Personal information
- Born: 6 April 1978 (age 48) Waihi, New Zealand

Sport
- Country: New Zealand
- Turned pro: 2006
- Racquet used: Prince O3 Speedport Black

Women's singles
- Highest ranking: 22 (August 2008)
- Titles: Finland Open, Vietnam Open, Welsh Open
- Tour finals: Los Angeles Open, New Zealand Championships, Toronto Open

Medal record
Women's squash
Representing New Zealand
World Team Championships
| Bronze medal – third place | 2004 Amsterdam | Team |
World Doubles Championships
| Silver medal – second place | 2004 Chennai | Doubles |

= Louise Crome =

New Zealand squash player (born 1978)

Louise Crome (born 6 April 1978, in Waihi, New Zealand) is a New Zealand former professional squash player. She toured for 3 years reaching a world ranking of 22. She was a member of the New Zealand Women's Team between 2004 - 2008 and won titles in Finland, Vietnam and Welsh Opens, and second place in Mexico, Los Angeles, Toronto Opens and New Zealand Championships.

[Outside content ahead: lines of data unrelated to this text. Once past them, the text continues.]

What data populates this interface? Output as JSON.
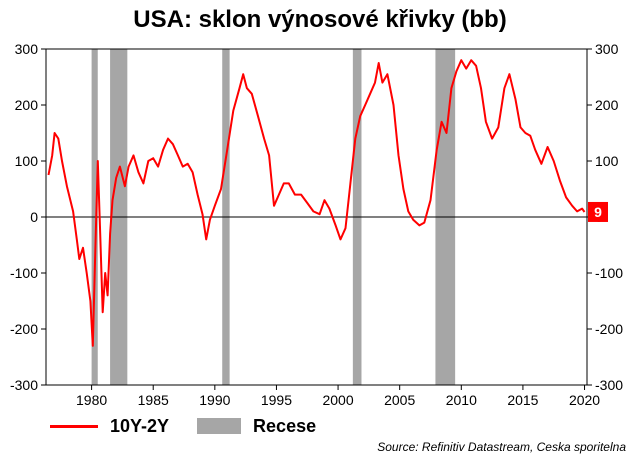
{
  "chart_data": {
    "type": "line",
    "title": "USA: sklon výnosové křivky (bb)",
    "x_range": [
      1976.3,
      2020.2
    ],
    "ylim": [
      -300,
      300
    ],
    "y_ticks": [
      -300,
      -200,
      -100,
      0,
      100,
      200,
      300
    ],
    "x_ticks": [
      1980,
      1985,
      1990,
      1995,
      2000,
      2005,
      2010,
      2015,
      2020
    ],
    "grid": false,
    "legend_position": "bottom-left",
    "last_value_label": "9",
    "series": [
      {
        "name": "10Y-2Y",
        "color": "#ff0000",
        "points": [
          [
            1976.5,
            75
          ],
          [
            1976.8,
            110
          ],
          [
            1977.0,
            150
          ],
          [
            1977.3,
            140
          ],
          [
            1977.6,
            100
          ],
          [
            1978.0,
            55
          ],
          [
            1978.5,
            10
          ],
          [
            1978.8,
            -40
          ],
          [
            1979.0,
            -75
          ],
          [
            1979.3,
            -55
          ],
          [
            1979.6,
            -100
          ],
          [
            1979.9,
            -150
          ],
          [
            1980.1,
            -230
          ],
          [
            1980.3,
            -60
          ],
          [
            1980.5,
            100
          ],
          [
            1980.7,
            -30
          ],
          [
            1980.9,
            -170
          ],
          [
            1981.1,
            -100
          ],
          [
            1981.3,
            -140
          ],
          [
            1981.5,
            -30
          ],
          [
            1981.7,
            30
          ],
          [
            1982.0,
            70
          ],
          [
            1982.3,
            90
          ],
          [
            1982.7,
            55
          ],
          [
            1983.0,
            90
          ],
          [
            1983.4,
            110
          ],
          [
            1983.8,
            80
          ],
          [
            1984.2,
            60
          ],
          [
            1984.6,
            100
          ],
          [
            1985.0,
            105
          ],
          [
            1985.4,
            90
          ],
          [
            1985.8,
            120
          ],
          [
            1986.2,
            140
          ],
          [
            1986.6,
            130
          ],
          [
            1987.0,
            110
          ],
          [
            1987.4,
            90
          ],
          [
            1987.8,
            95
          ],
          [
            1988.2,
            80
          ],
          [
            1988.6,
            40
          ],
          [
            1989.0,
            5
          ],
          [
            1989.3,
            -40
          ],
          [
            1989.6,
            -5
          ],
          [
            1990.0,
            20
          ],
          [
            1990.5,
            50
          ],
          [
            1991.0,
            120
          ],
          [
            1991.5,
            190
          ],
          [
            1992.0,
            230
          ],
          [
            1992.3,
            255
          ],
          [
            1992.6,
            230
          ],
          [
            1993.0,
            220
          ],
          [
            1993.5,
            180
          ],
          [
            1994.0,
            140
          ],
          [
            1994.4,
            110
          ],
          [
            1994.8,
            20
          ],
          [
            1995.2,
            40
          ],
          [
            1995.6,
            60
          ],
          [
            1996.0,
            60
          ],
          [
            1996.5,
            40
          ],
          [
            1997.0,
            40
          ],
          [
            1997.5,
            25
          ],
          [
            1998.0,
            10
          ],
          [
            1998.5,
            5
          ],
          [
            1998.9,
            30
          ],
          [
            1999.3,
            15
          ],
          [
            1999.8,
            -15
          ],
          [
            2000.2,
            -40
          ],
          [
            2000.6,
            -20
          ],
          [
            2001.0,
            60
          ],
          [
            2001.4,
            140
          ],
          [
            2001.8,
            180
          ],
          [
            2002.2,
            200
          ],
          [
            2002.6,
            220
          ],
          [
            2003.0,
            240
          ],
          [
            2003.3,
            275
          ],
          [
            2003.6,
            240
          ],
          [
            2004.0,
            255
          ],
          [
            2004.5,
            200
          ],
          [
            2004.9,
            110
          ],
          [
            2005.3,
            50
          ],
          [
            2005.7,
            10
          ],
          [
            2006.1,
            -5
          ],
          [
            2006.6,
            -15
          ],
          [
            2007.0,
            -10
          ],
          [
            2007.5,
            30
          ],
          [
            2008.0,
            120
          ],
          [
            2008.4,
            170
          ],
          [
            2008.8,
            150
          ],
          [
            2009.2,
            230
          ],
          [
            2009.6,
            260
          ],
          [
            2010.0,
            280
          ],
          [
            2010.4,
            265
          ],
          [
            2010.8,
            280
          ],
          [
            2011.2,
            270
          ],
          [
            2011.6,
            230
          ],
          [
            2012.0,
            170
          ],
          [
            2012.5,
            140
          ],
          [
            2013.0,
            160
          ],
          [
            2013.5,
            230
          ],
          [
            2013.9,
            255
          ],
          [
            2014.4,
            210
          ],
          [
            2014.8,
            160
          ],
          [
            2015.2,
            150
          ],
          [
            2015.6,
            145
          ],
          [
            2016.0,
            120
          ],
          [
            2016.5,
            95
          ],
          [
            2017.0,
            125
          ],
          [
            2017.5,
            100
          ],
          [
            2018.0,
            65
          ],
          [
            2018.5,
            35
          ],
          [
            2019.0,
            20
          ],
          [
            2019.4,
            10
          ],
          [
            2019.8,
            15
          ],
          [
            2020.0,
            9
          ]
        ]
      },
      {
        "name": "Recese",
        "color": "#a6a6a6",
        "ranges": [
          [
            1980.0,
            1980.5
          ],
          [
            1981.5,
            1982.9
          ],
          [
            1990.6,
            1991.2
          ],
          [
            2001.2,
            2001.9
          ],
          [
            2007.9,
            2009.5
          ]
        ]
      }
    ]
  },
  "source": "Source: Refinitiv Datastream, Ceska sporitelna"
}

In 2004, Crome won silver in the women's doubles event at the World Doubles Squash Championships, partnering Lara Petera. In 2006, Petera and Crome won bronze at the World Doubles Championships and later that year she represented New Zealand at the 2006 Commonwealth Games at Melbourne.

Crome graduated from the University of Auckland with a Bachelor of Commerce in Information Systems and a Masters of Business Administration with distinction from Victoria University of Wellington.

She is married to the former politician and former ACT New Zealand party leader Rodney Hide.